The second disc contains a number of shorter pieces, written between 1958 and 1974, for a variety of solo instruments or small ensembles. Similarly, the recordings were made in Japan between 1972 and 1975, and so it is understandable if this CD has a somewhat disjointed feel to it. The 1970s were an important decade for Takemitsu. It was around this time that it became clear that his music was making a mark not just in his native Japan, but also in Europe and the United States, and that Western musicians were willing to perform it.

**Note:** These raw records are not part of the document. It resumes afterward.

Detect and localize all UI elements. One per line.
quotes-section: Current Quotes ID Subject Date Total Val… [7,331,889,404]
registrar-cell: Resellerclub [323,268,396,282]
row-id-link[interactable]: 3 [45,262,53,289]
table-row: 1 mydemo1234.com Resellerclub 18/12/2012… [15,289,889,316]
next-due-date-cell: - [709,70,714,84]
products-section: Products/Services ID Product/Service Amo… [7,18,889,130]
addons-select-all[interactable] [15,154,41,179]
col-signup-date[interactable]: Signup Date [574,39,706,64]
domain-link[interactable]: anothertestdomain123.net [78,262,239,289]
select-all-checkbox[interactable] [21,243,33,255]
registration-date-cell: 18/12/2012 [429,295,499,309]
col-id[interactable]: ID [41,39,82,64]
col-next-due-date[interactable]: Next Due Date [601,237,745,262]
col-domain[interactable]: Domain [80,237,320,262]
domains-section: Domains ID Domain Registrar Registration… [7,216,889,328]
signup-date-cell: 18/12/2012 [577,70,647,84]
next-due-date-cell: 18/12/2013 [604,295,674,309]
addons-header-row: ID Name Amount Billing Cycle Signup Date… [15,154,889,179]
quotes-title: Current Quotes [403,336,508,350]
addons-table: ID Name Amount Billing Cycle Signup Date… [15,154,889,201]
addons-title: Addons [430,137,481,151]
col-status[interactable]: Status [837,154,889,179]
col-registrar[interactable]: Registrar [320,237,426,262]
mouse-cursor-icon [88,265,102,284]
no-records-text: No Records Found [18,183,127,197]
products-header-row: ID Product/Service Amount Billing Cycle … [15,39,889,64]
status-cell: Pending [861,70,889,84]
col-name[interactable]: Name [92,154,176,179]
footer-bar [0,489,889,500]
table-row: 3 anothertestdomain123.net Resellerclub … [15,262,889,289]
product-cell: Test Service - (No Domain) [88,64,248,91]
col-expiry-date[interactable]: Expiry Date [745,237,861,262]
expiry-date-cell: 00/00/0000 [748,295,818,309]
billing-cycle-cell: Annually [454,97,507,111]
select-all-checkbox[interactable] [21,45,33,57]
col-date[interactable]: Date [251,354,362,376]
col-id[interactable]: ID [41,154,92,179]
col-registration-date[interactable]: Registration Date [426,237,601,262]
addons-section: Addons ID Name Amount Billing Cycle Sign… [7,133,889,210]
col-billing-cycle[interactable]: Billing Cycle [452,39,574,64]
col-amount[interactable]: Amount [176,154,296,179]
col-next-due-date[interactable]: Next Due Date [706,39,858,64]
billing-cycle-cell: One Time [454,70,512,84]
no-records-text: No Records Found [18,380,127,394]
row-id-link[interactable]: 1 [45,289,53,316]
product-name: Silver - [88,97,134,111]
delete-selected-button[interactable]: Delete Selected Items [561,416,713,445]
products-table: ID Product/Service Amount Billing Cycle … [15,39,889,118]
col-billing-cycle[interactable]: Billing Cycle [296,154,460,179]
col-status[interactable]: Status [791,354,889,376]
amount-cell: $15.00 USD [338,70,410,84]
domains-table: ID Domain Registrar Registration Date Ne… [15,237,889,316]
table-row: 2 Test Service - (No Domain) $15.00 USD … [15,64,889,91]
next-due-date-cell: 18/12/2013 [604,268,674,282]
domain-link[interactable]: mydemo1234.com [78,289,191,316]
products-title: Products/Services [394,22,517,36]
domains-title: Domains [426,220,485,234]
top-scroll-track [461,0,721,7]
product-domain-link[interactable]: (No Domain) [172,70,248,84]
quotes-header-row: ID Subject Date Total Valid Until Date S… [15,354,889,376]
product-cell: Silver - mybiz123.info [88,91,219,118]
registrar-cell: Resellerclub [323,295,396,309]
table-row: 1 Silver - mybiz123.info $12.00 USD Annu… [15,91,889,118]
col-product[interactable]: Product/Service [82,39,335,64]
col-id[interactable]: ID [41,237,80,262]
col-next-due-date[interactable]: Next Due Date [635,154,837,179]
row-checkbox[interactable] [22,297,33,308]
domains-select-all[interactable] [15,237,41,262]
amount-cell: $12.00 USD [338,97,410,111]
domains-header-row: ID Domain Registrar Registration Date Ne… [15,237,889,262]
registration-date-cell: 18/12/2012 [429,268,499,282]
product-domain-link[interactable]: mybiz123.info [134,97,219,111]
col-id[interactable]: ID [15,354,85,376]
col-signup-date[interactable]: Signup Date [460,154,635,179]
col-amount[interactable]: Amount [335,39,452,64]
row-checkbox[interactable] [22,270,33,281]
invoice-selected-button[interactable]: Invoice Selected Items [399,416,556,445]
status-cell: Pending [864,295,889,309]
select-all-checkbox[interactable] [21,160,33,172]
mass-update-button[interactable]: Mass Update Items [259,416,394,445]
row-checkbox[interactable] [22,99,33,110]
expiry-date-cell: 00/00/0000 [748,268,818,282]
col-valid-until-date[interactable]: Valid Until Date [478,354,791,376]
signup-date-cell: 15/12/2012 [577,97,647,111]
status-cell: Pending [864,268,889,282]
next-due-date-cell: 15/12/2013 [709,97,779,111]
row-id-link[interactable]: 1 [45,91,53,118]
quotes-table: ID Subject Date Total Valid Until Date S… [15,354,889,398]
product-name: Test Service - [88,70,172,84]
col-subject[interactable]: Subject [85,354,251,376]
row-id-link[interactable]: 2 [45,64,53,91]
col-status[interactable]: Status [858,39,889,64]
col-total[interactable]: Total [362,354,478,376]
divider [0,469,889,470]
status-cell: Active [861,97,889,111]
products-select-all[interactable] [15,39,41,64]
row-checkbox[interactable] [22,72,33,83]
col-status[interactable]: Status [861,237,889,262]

This is probably not the best introduction to Takemitsu, as the sounds in these works can be challenging to listeners who don't readily take to modern classical music. (His lush orchestral scores – for example, Quatrain, A Flock Descends, and From Me Flows What You Call Time – are a better bet.) Still, Garden Rain, the work that gives this CD its omnibus title, is a gorgeous and very approachable meditation that is nearly eight minutes in length. It is played here by the Philip Jones Brass Ensemble, and what is particularly striking about it is its quietness and evenness – qualities one doesn't associate with brass instruments! It is as if there is a veil between us and the music, and the listener devotes all of his or her attention to seeing through it. Other works are at that era's cutting edge, even if they also seem a little dated today. Stanza II is for solo harp (Ursula Holliger – Heinz's wife) and prerecorded tape – there are both natural and generated sounds. All kinds of extended playing techniques are used in Voice, including speaking and singing into the flute – Aurèle Nicolet copes with this challenge, seemingly without embarrassment! All in all, this disc is something to dip into, not to hear straight through, but there's no lack of compositional skill or sensitivity here, and the performances (and the engineering) seem uniformly excellent.